Record drug deaths create new and urgent challenges.

Drug deaths in 2020 concern anyone who, like me, is a bit of a data geek. The most recently released CDC and DEA data paints a picture of a persistent epidemic. Beyond that, cartels adapting their tactics shifted to counterfeit pills based on fentanyl. In light of the new data, three things jump out at me.

1. Numbers never lie: 2020 drug overdose deaths are up.

Often, we spin a story in any number of directions to suit our purpose. But numbers don’t give us that luxury.

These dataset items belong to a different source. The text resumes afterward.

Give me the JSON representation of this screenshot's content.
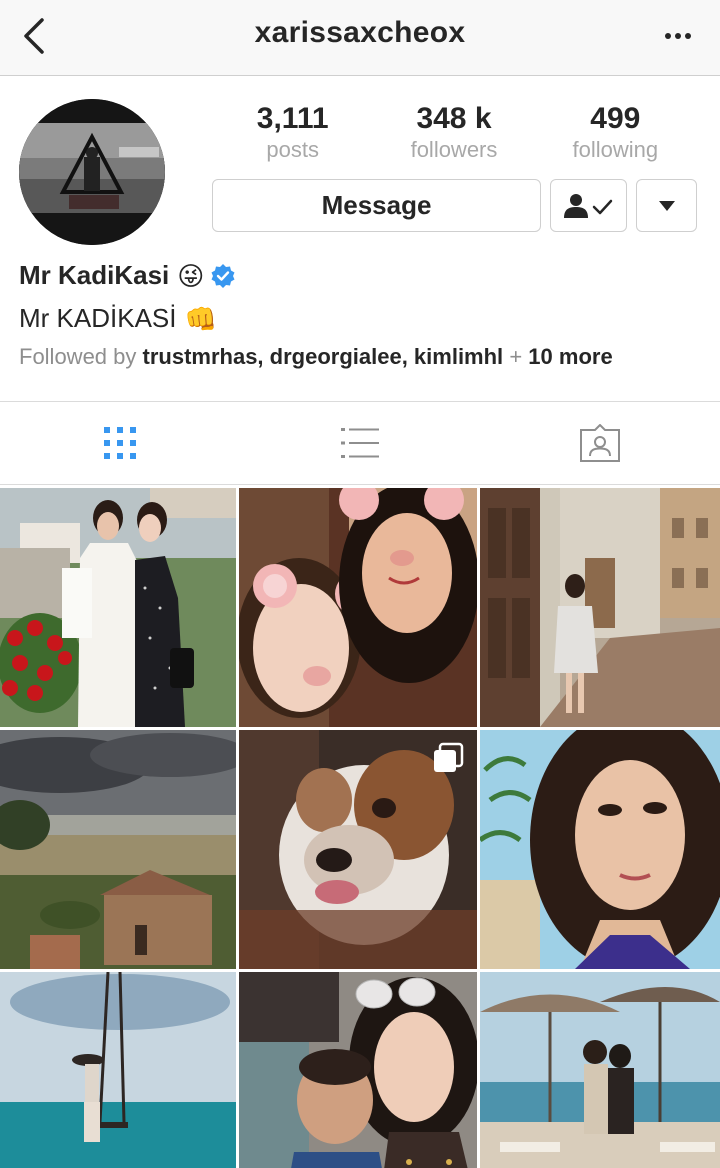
{
  "header": {
    "username": "xarissaxcheox",
    "back_icon": "chevron-left-icon",
    "more_icon": "ellipsis-icon"
  },
  "stats": [
    {
      "value": "3,111",
      "label": "posts"
    },
    {
      "value": "348 k",
      "label": "followers"
    },
    {
      "value": "499",
      "label": "following"
    }
  ],
  "actions": {
    "message_label": "Message",
    "following_icon": "person-check-icon",
    "dropdown_icon": "triangle-down-icon"
  },
  "profile": {
    "name": "Mr KadiKasi",
    "name_emoji": "😜",
    "verified_icon": "verified-badge-icon",
    "bio_text": "Mr KADİKASİ",
    "bio_emoji": "👊",
    "followed_prefix": "Followed by",
    "followed_names": "trustmrhas, drgeorgialee, kimlimhl",
    "followed_plus": "+",
    "followed_more": "10 more"
  },
  "tabs": [
    {
      "icon": "grid-icon",
      "active": true
    },
    {
      "icon": "list-icon",
      "active": false
    },
    {
      "icon": "tagged-person-icon",
      "active": false
    }
  ],
  "colors": {
    "accent": "#3897f0",
    "border": "#dbdbdb",
    "muted_text": "#8e8e8e"
  },
  "posts": [
    {
      "subject": "two-women-garden"
    },
    {
      "subject": "selfie-bear-filter"
    },
    {
      "subject": "woman-old-town-square"
    },
    {
      "subject": "tuscany-landscape"
    },
    {
      "subject": "bulldog",
      "multi_photo_icon": "carousel-icon"
    },
    {
      "subject": "woman-selfie-beach"
    },
    {
      "subject": "woman-beach-swing"
    },
    {
      "subject": "woman-with-baby"
    },
    {
      "subject": "beach-cafe-women"
    }
  ]
}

As a matter of fact, they are raw and cold indicators that don’t leave room for interpretation. As an example, the 2020 overdose death numbers tell a sobering story. This is a story of deaths reaching grim milestones as a drug epidemic rages across every region of the country.

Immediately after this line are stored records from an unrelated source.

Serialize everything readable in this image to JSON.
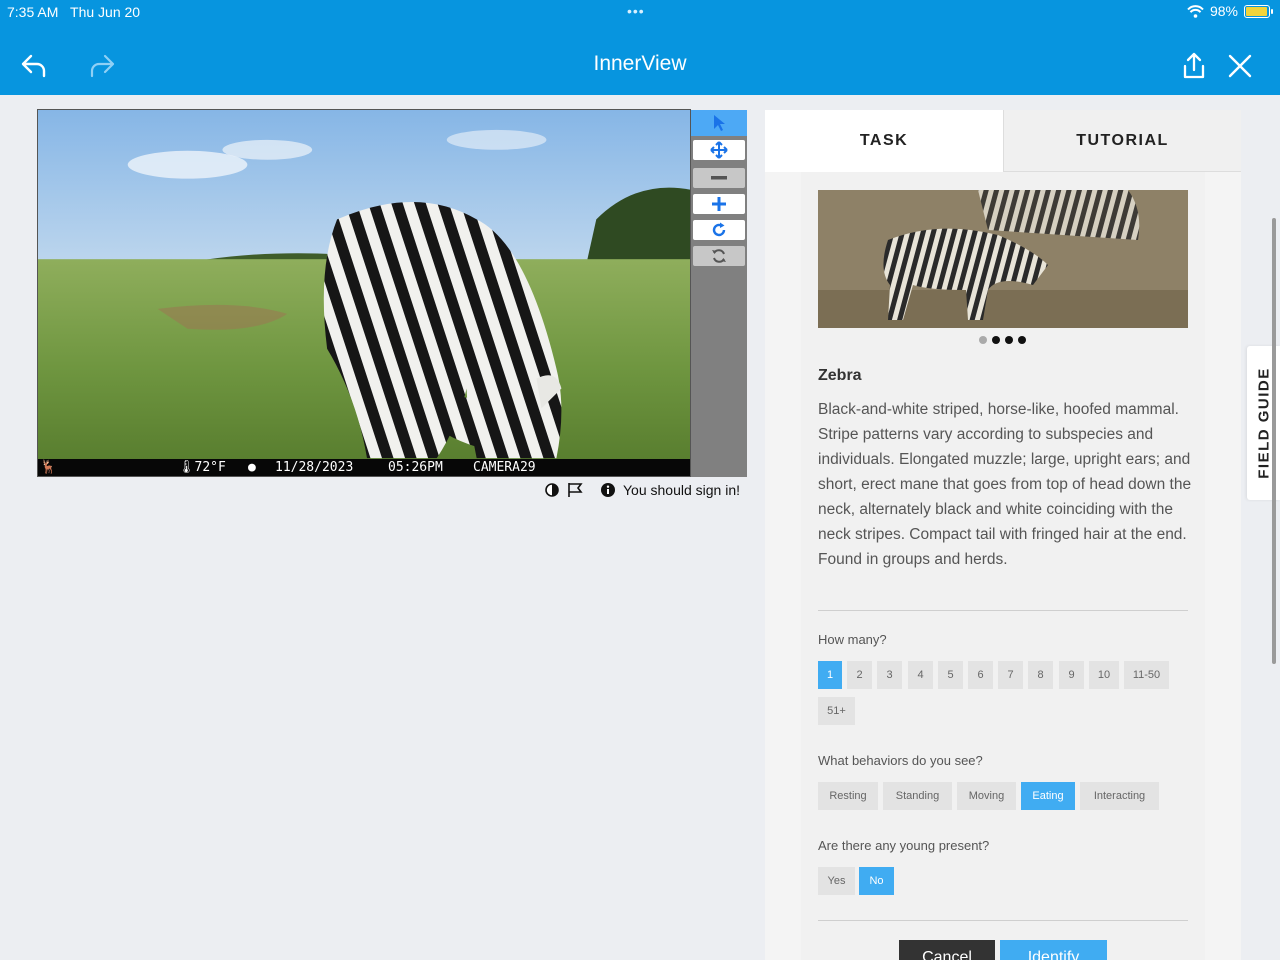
{
  "status_bar": {
    "time": "7:35 AM",
    "date": "Thu Jun 20",
    "dots": "•••",
    "battery": "98%",
    "battery_level": 0.98,
    "wifi_icon": "wifi-icon",
    "battery_icon": "battery-icon"
  },
  "header": {
    "title": "InnerView",
    "icons": [
      "back-arrow-icon",
      "forward-arrow-icon",
      "share-icon",
      "close-icon"
    ]
  },
  "viewer": {
    "strip": {
      "temperature": "72°F",
      "date": "11/28/2023",
      "time": "05:26PM",
      "camera": "CAMERA29"
    },
    "tools": [
      "pointer-icon",
      "pan-icon",
      "zoom-out-icon",
      "zoom-in-icon",
      "rotate-icon",
      "reset-icon"
    ],
    "info_icons": [
      "contrast-icon",
      "flag-icon",
      "info-icon"
    ],
    "sign_in_text": "You should sign in!"
  },
  "panel": {
    "tabs": {
      "task": "TASK",
      "tutorial": "TUTORIAL"
    },
    "species_name": "Zebra",
    "species_description": "Black-and-white striped, horse-like, hoofed mammal. Stripe patterns vary according to subspecies and individuals. Elongated muzzle; large, upright ears; and short, erect mane that goes from top of head down the neck, alternately black and white coinciding with the neck stripes. Compact tail with fringed hair at the end. Found in groups and herds.",
    "how_many": {
      "label": "How many?",
      "options": [
        "1",
        "2",
        "3",
        "4",
        "5",
        "6",
        "7",
        "8",
        "9",
        "10",
        "11-50",
        "51+"
      ],
      "selected": "1"
    },
    "behaviors": {
      "label": "What behaviors do you see?",
      "options": [
        "Resting",
        "Standing",
        "Moving",
        "Eating",
        "Interacting"
      ],
      "selected": "Eating"
    },
    "young": {
      "label": "Are there any young present?",
      "options": [
        "Yes",
        "No"
      ],
      "selected": "No"
    },
    "cancel_label": "Cancel",
    "identify_label": "Identify",
    "colors": {
      "accent": "#40acf2",
      "header": "#0795df",
      "cancel": "#333333",
      "identify": "#40acf2"
    }
  },
  "field_guide_label": "FIELD GUIDE"
}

    • Drug deaths increased by 30% over the previous 12 months to over 93,000 between December 2019 and December 2020.
    • Opioids caused 75% of total deaths.

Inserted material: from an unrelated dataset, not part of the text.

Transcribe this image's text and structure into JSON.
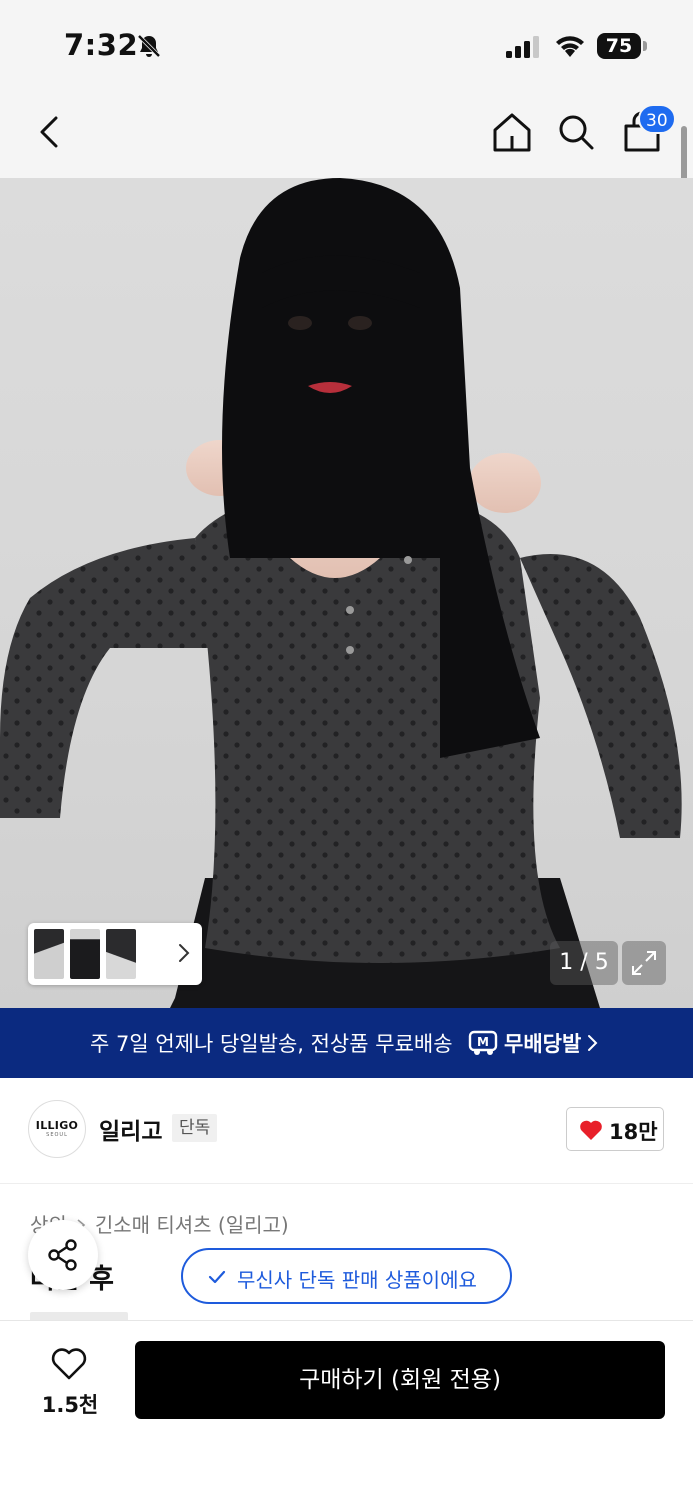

Additionally, the numbers also hint at an accelerating trend. As indicators, drug deaths increased by 30% to 96,779 between March 2020 and March 2021.

Chart shows increasing deaths from 52,000 in 2015 to 93,331 in 2020, with fentanyl the primary cause.
2. Drug cartels shift to counterfeit pills

Cartels adapt. Consequently, when the pandemic closed borders, they shifted tactics to keep the business humming. As a result, they now manufacture easy-to-smuggle counterfeit pills that are largely fentanyl. According to DEA data, those pills are flooding the U.S. market, most often in the form of pills favored by teens and young adults. Subsequently, fentanyl deaths caused by these pills increased.  In fact, this drug caused 3 out of 4 2020 overdose deaths. Sadly, that represents almost 50,000 lives lost to that potent synthetic opioid.

    • Law enforcement seizures of counterfeit pills surged by 430% since 2019
    • 40% of all seized counterfeit pills have a potentially fatal dose of fentanyl in them.
3. Fentanyl is the invisible opioid.

The most urgent threat to the workplace or campus is invisible. For the most part, drug program administrators continue to rely on the 5-panel urine test. But the explosive emergence of these new threats makes that a risky choice for three reasons.

    1. Like any opioid, these counterfeit pills significantly impact decision-making and motor skills.
    2. The urine test is easily evaded when the subject knows it is scheduled. because opioids are undetectable in urine after a few days.
    3. A standard 5-panel test will not detect fentanyl. As a result, a panel specifically designed to detect it must be used.
Extending the 5-panel test may be your best defense.

Both CDC and DEA data underscore that the epidemic continues. But it also warns of a shift to a particularly lethal drug. And most daunting, that drug is difficult to detect with a urine test and impossible to detect without a purpose-built screen. In response, many drug program administrators proactively add fentanyl-specific screens to their 5-panel test.